RENTREE LITTERAIRE : JAN KARSKI, l’ethos de la parole
Le sujet du roman, c’est un message.
Le personnage principal du roman en est le messager. L’objet : the massage.
On se rappelle Shoah, de Lanzmann, et du récit de Jan Karski opérant à l’intérieur du film comme celui de Dante.
Résistant catholique -ce que Lanzmann avait omis- polonais. En 1942, la résistance juive polonaise le fait entrer clandestinement dans le Ghetto pour qu’il puisse voir de ses propres yeux la situation des juifs enfermés au cœur de la capitale polonaise, et s’en aller ensuite porter aux nations témoignage de cette situation, alerter les grands de ce monde et obtenir leur intervention.

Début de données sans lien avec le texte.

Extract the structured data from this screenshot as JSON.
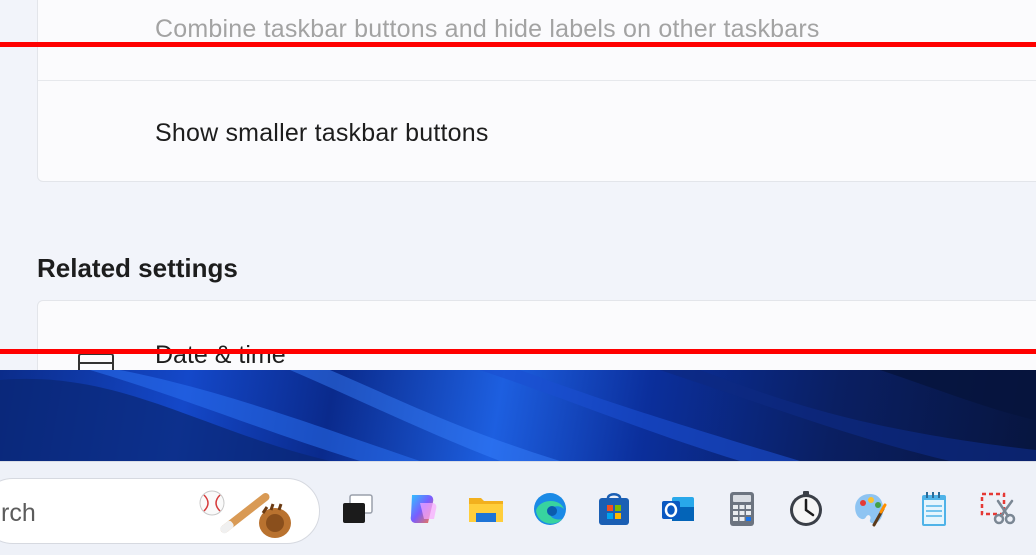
{
  "settings": {
    "combine_other_label": "Combine taskbar buttons and hide labels on other taskbars",
    "smaller_buttons_label": "Show smaller taskbar buttons",
    "related_title": "Related settings",
    "related_items": [
      {
        "label": "Date & time",
        "icon": "calendar-clock-icon"
      }
    ]
  },
  "taskbar": {
    "search_placeholder": "rch",
    "search_art": "baseball-bat-glove-illustration",
    "apps": [
      {
        "name": "task-view-icon"
      },
      {
        "name": "copilot-icon"
      },
      {
        "name": "file-explorer-icon"
      },
      {
        "name": "edge-icon"
      },
      {
        "name": "microsoft-store-icon"
      },
      {
        "name": "outlook-icon"
      },
      {
        "name": "calculator-icon"
      },
      {
        "name": "clock-icon"
      },
      {
        "name": "paint-icon"
      },
      {
        "name": "notepad-icon"
      },
      {
        "name": "snipping-tool-icon"
      }
    ]
  },
  "colors": {
    "annotation_line": "#ff0000",
    "accent_blue": "#1448c9"
  }
}
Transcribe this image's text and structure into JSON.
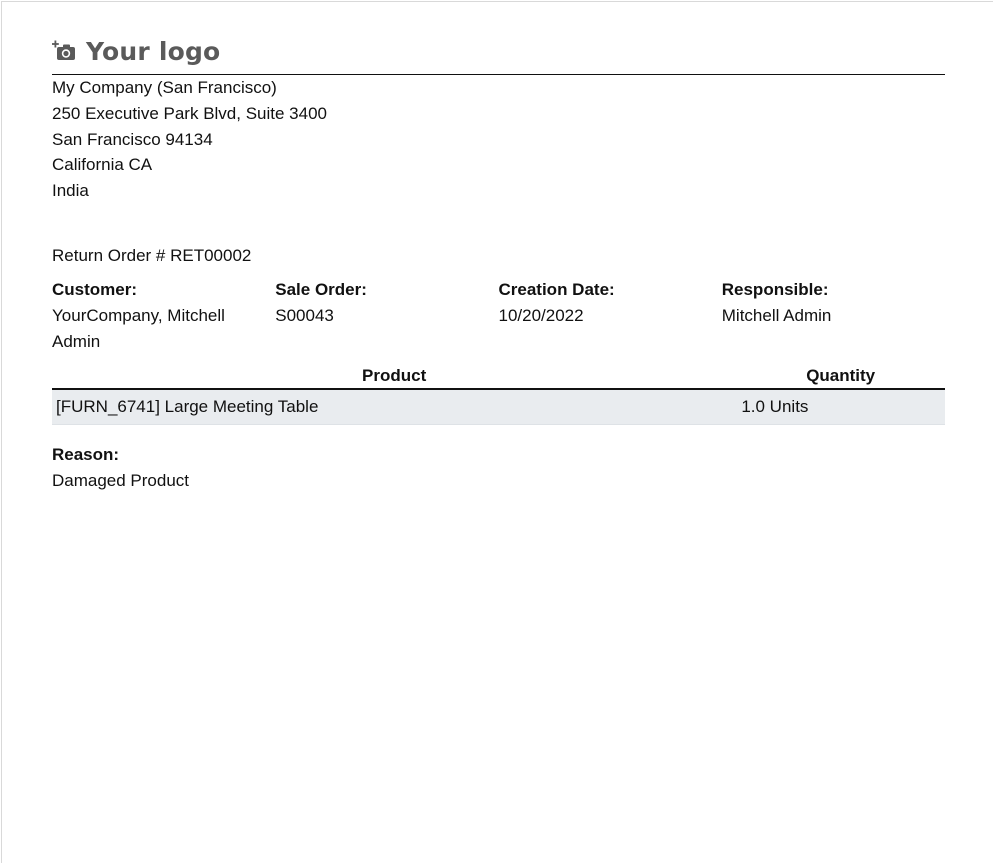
{
  "logo": {
    "text": "Your logo",
    "icon": "camera-add-icon"
  },
  "company": {
    "lines": [
      "My Company (San Francisco)",
      "250 Executive Park Blvd, Suite 3400",
      "San Francisco 94134",
      "California CA",
      "India"
    ]
  },
  "document": {
    "title": "Return Order # RET00002"
  },
  "info": {
    "customer_label": "Customer:",
    "customer_value": "YourCompany, Mitchell Admin",
    "sale_order_label": "Sale Order:",
    "sale_order_value": "S00043",
    "creation_date_label": "Creation Date:",
    "creation_date_value": "10/20/2022",
    "responsible_label": "Responsible:",
    "responsible_value": "Mitchell Admin"
  },
  "table": {
    "headers": {
      "product": "Product",
      "quantity": "Quantity"
    },
    "rows": [
      {
        "product": "[FURN_6741] Large Meeting Table",
        "quantity": "1.0 Units"
      }
    ]
  },
  "reason": {
    "label": "Reason:",
    "value": "Damaged Product"
  },
  "colors": {
    "logo_gray": "#5a5a5a",
    "row_background": "#e9ecef",
    "text": "#111111"
  }
}
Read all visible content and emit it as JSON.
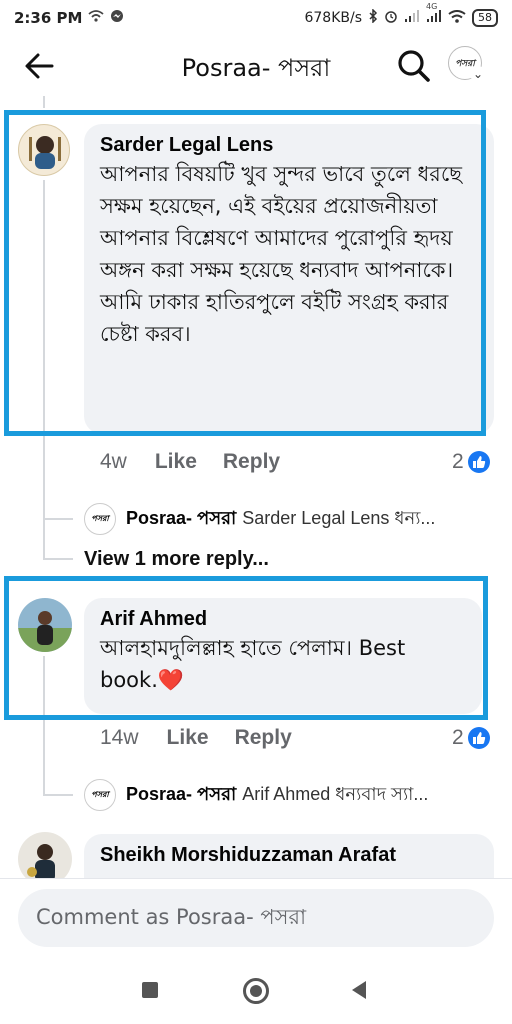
{
  "status_bar": {
    "time": "2:36 PM",
    "network_speed": "678KB/s",
    "battery": "58",
    "icons": [
      "wifi-icon",
      "messenger-icon",
      "bluetooth-icon",
      "alarm-icon",
      "signal-icon",
      "4g-signal-icon",
      "wifi-icon"
    ],
    "network_type": "4G"
  },
  "header": {
    "title": "Posraa- পসরা",
    "back_icon": "arrow-left-icon",
    "search_icon": "search-icon",
    "avatar_text": "পসরা",
    "chevron": "⌄"
  },
  "comments": [
    {
      "author": "Sarder Legal Lens",
      "text": "আপনার বিষয়টি খুব সুন্দর ভাবে তুলে ধরছে সক্ষম হয়েছেন, এই বইয়ের প্রয়োজনীয়তা আপনার বিশ্লেষণে আমাদের পুরোপুরি হৃদয় অঙ্গন করা সক্ষম হয়েছে ধন্যবাদ আপনাকে। আমি ঢাকার হাতিরপুলে বইটি সংগ্রহ করার চেষ্টা করব।",
      "time": "4w",
      "like_label": "Like",
      "reply_label": "Reply",
      "reaction_count": "2",
      "reply": {
        "author": "Posraa- পসরা",
        "snippet": "Sarder Legal Lens ধন্য...",
        "avatar_text": "পসরা"
      },
      "view_more": "View 1 more reply..."
    },
    {
      "author": "Arif Ahmed",
      "text": "আলহামদুলিল্লাহ হাতে পেলাম। Best book.",
      "emoji": "❤️",
      "time": "14w",
      "like_label": "Like",
      "reply_label": "Reply",
      "reaction_count": "2",
      "reply": {
        "author": "Posraa- পসরা",
        "snippet": "Arif Ahmed ধন্যবাদ স্যা...",
        "avatar_text": "পসরা"
      }
    },
    {
      "author": "Sheikh Morshiduzzaman Arafat"
    }
  ],
  "composer": {
    "placeholder": "Comment as Posraa- পসরা"
  },
  "colors": {
    "highlight": "#1a9bdc",
    "like_blue": "#1877f2",
    "bubble_bg": "#f0f2f5",
    "heart": "#e0242f"
  }
}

Dans Shoah de Lanzmann, Jan Karski était invité à rappeler ce message et la fortune qu’il avait connu. L’enjeu de son témoignage (qui nous est rapporté ici au terme d’un décryptage éblouissant) était alors pour lui de savoir comment raconter de nouveau pour que cette parole qu’il avait à transmettre ne l’exposât pas, cette fois encore.
Qu’est-ce qu’être « témoin » ?
Sa parole, dans Shoah déjà, s’adressait à nous qui regardions le film et faisait se rencontrer deux temporalités écartelées, celle du passé et celle du présent. Tout comme elle s’adresse de nouveau à nous qui lisons aujourd’hui ce roman, exactement de la même façon qu’elle s’adressait aux Grands de ce monde quand il la porta au devant d’eux, en vain. Et ces phrases, porteur du même sens, s’énoncent sans perdre de leur actualité et de leur force.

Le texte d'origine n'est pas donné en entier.